Congressional Republicans Disagree With SEC’s Attempt To Control Crypto Platforms


WASHINGTON — Representatives from the Republican party in Congress are pushing back against the Securities and Exchange Commission’s (SEC) Bulletin that would change how banks and financial institutions handle digital assets.

Patrick McHenry, the Chair of the House Financial Services Committee, and Senator Cynthia Lummis, R-Wyo, are working together to make a regulation for cryptocurrencies. On Thursday, they expressed their “concerns” about the SEC’s Staff Accounting Bulletin SAB 121 in a letter.

An issue is the way crypto networks compute their risks. Usually, these platforms don’t include the customers’ digital resources when calculating the potential dangers their firms are exposed to.

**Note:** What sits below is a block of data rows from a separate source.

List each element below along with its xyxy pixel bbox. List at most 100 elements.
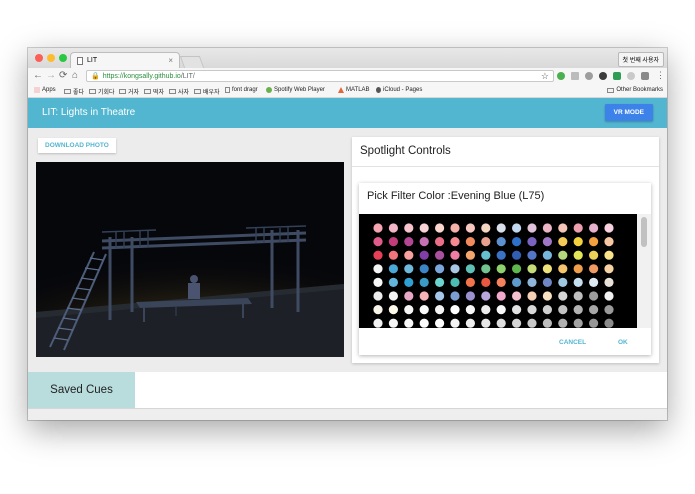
extension-check-icon[interactable] (613, 72, 621, 80)
color-swatch[interactable] (573, 223, 583, 233)
color-swatch[interactable] (373, 277, 383, 287)
other-bookmarks[interactable]: Other Bookmarks (607, 87, 663, 93)
forward-icon[interactable]: → (46, 70, 56, 81)
saved-cues-tab[interactable]: Saved Cues (28, 372, 135, 408)
bookmark-folder-3[interactable]: 거자 (119, 87, 139, 96)
color-swatch[interactable] (373, 237, 383, 247)
scrollbar-thumb[interactable] (641, 217, 647, 247)
color-swatch[interactable] (496, 237, 506, 247)
color-swatch[interactable] (388, 318, 398, 328)
color-swatch[interactable] (527, 250, 537, 260)
bookmark-folder-6[interactable]: 배우자 (194, 87, 220, 96)
color-swatch[interactable] (604, 250, 614, 260)
color-swatch[interactable] (481, 237, 491, 247)
color-swatch[interactable] (589, 277, 599, 287)
color-swatch[interactable] (465, 318, 475, 328)
color-swatch[interactable] (496, 291, 506, 301)
color-swatch[interactable] (450, 237, 460, 247)
color-swatch[interactable] (496, 318, 506, 328)
back-icon[interactable]: ← (33, 70, 43, 81)
color-swatch[interactable] (465, 277, 475, 287)
vr-mode-button[interactable]: VR MODE (604, 104, 653, 121)
color-swatch[interactable] (573, 250, 583, 260)
extension-box-icon[interactable] (641, 72, 649, 80)
bookmark-folder-5[interactable]: 사자 (169, 87, 189, 96)
bookmark-star-icon[interactable]: ☆ (541, 71, 549, 82)
color-swatch[interactable] (558, 223, 568, 233)
color-swatch[interactable] (604, 223, 614, 233)
color-swatch[interactable] (542, 250, 552, 260)
color-swatch[interactable] (465, 305, 475, 315)
color-swatch[interactable] (558, 305, 568, 315)
color-swatch[interactable] (419, 291, 429, 301)
color-swatch[interactable] (481, 305, 491, 315)
color-swatch[interactable] (604, 237, 614, 247)
color-swatch[interactable] (527, 305, 537, 315)
color-swatch[interactable] (404, 250, 414, 260)
color-swatch[interactable] (481, 223, 491, 233)
bookmark-matlab[interactable]: MATLAB (338, 87, 370, 93)
color-swatch[interactable] (542, 305, 552, 315)
color-swatch[interactable] (558, 250, 568, 260)
color-swatch[interactable] (388, 264, 398, 274)
color-swatch[interactable] (450, 291, 460, 301)
extension-cloud-icon[interactable] (627, 72, 635, 80)
color-swatch[interactable] (450, 277, 460, 287)
color-swatch[interactable] (450, 250, 460, 260)
color-swatch[interactable] (589, 318, 599, 328)
color-swatch[interactable] (465, 291, 475, 301)
color-swatch[interactable] (527, 318, 537, 328)
color-swatch[interactable] (527, 264, 537, 274)
color-swatch[interactable] (589, 264, 599, 274)
bookmark-folder-2[interactable]: 기회다 (89, 87, 115, 96)
color-swatch[interactable] (373, 291, 383, 301)
browser-tab[interactable]: LIT × (70, 52, 180, 68)
color-swatch[interactable] (435, 264, 445, 274)
color-swatch[interactable] (435, 223, 445, 233)
color-swatch[interactable] (558, 237, 568, 247)
new-tab-button[interactable] (179, 56, 205, 68)
color-swatch[interactable] (512, 277, 522, 287)
color-swatch[interactable] (435, 305, 445, 315)
color-swatch[interactable] (481, 264, 491, 274)
bookmark-folder-1[interactable]: 좋다 (64, 87, 84, 96)
color-swatch[interactable] (373, 305, 383, 315)
color-swatch[interactable] (496, 223, 506, 233)
color-swatch[interactable] (481, 291, 491, 301)
bookmark-font-dragr[interactable]: font dragr (225, 87, 258, 93)
color-swatch[interactable] (527, 237, 537, 247)
color-swatch[interactable] (465, 223, 475, 233)
color-swatch[interactable] (465, 250, 475, 260)
color-swatch[interactable] (589, 223, 599, 233)
color-swatch[interactable] (373, 264, 383, 274)
color-swatch[interactable] (542, 223, 552, 233)
color-swatch[interactable] (573, 264, 583, 274)
bookmark-icloud[interactable]: iCloud - Pages (376, 87, 422, 93)
bookmark-spotify[interactable]: Spotify Web Player (266, 87, 325, 93)
bookmark-apps[interactable]: Apps (34, 87, 56, 93)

SAB 121 orders them to consider these assets in their assessment.

SEC and legislators are still trying to determine how to govern digital assets, which has become more pressing in the wake of the collapse of several prominent crypto platforms including Celsius and FTX. Several customers had their assets frozen or lost money as a result of the companies’ bankruptcies.

“A recent ruling in the Celsius bankruptcy case, which categorized all Celsius’ clients as unsecured creditors, making them the last to receive their assets, highlights the legal danger of requiring customer assets to be put on the balance sheet,” McHenry and Lummis said in their letter.

In January, the Biden Administration asked Congress to “broaden the authorities of regulators to stop misuse of customers’ funds which hurts investors and influences prices, and to reduce possible conflicts of interest.”

The SEC is the most likely government body to oversee digital assets. However, it is still concerned about the status of cryptocurrencies, whether they should be considered securities or not. Gary Gensler, the Chair of the SEC, believes some digital assets fit the definition of securities, but also warned that the market is “largely unregulated” and it poses a “significant risk” for investors.

The Securities and Exchange Commission (SEC) has made a move to reign in cryptocurrency platforms, but Congressional Republicans are not pleased. The SEC regulations could have a significant impact on both customers and the companies that have rapidly grown in the crypto sector over the last few years. As a result, lobbying has been a key tactic used by the industry.

SAB 121 was issued last March by the SEC’s Office of the Chief Accountant. This was the first time that digital asset platforms were given instructions on how to record the fluctuating values of cryptocurrencies. These Bulletins from SEC are rare, with only three issued since 2019. They are statements made by staff to express their views on how businesses should handle certain accounting matters. In August, Gary Gensler defended SAB 121 as a normal part of the SEC’s operations.

McHenry and Lummis are worried that it could lead to increased consumer risk and higher compliance costs for financial institutions. After the Bulletin was released, the SEC faced opposition from both banks and crypto companies.

“Since SAB 121 supposedly calls for banks, credit unions, and other financial institutions to essentially record digital assets on their balance sheets, it would trigger a huge capital charge,” They wrote. “This in turn is likely to prevent these prudentially regulated entities from engaging in digital asset custody.”

In January, McHenry launched the first-ever congressional subcommittee that was solely devoted to digital assets and cryptocurrency. The Financial Services panel will be overseen by a leading figure in the space, House Republican French Hill of Arkansas. Lummis is the author of expansive legislation to regulate the crypto market. Senator Kirsten Gillibrand, D-N.Y., is planning to reintroduce the Responsible Financial Innovation Act in June. According to a spokesperson, the bill aims to “promote financial innovation while protecting customers and the financial system.”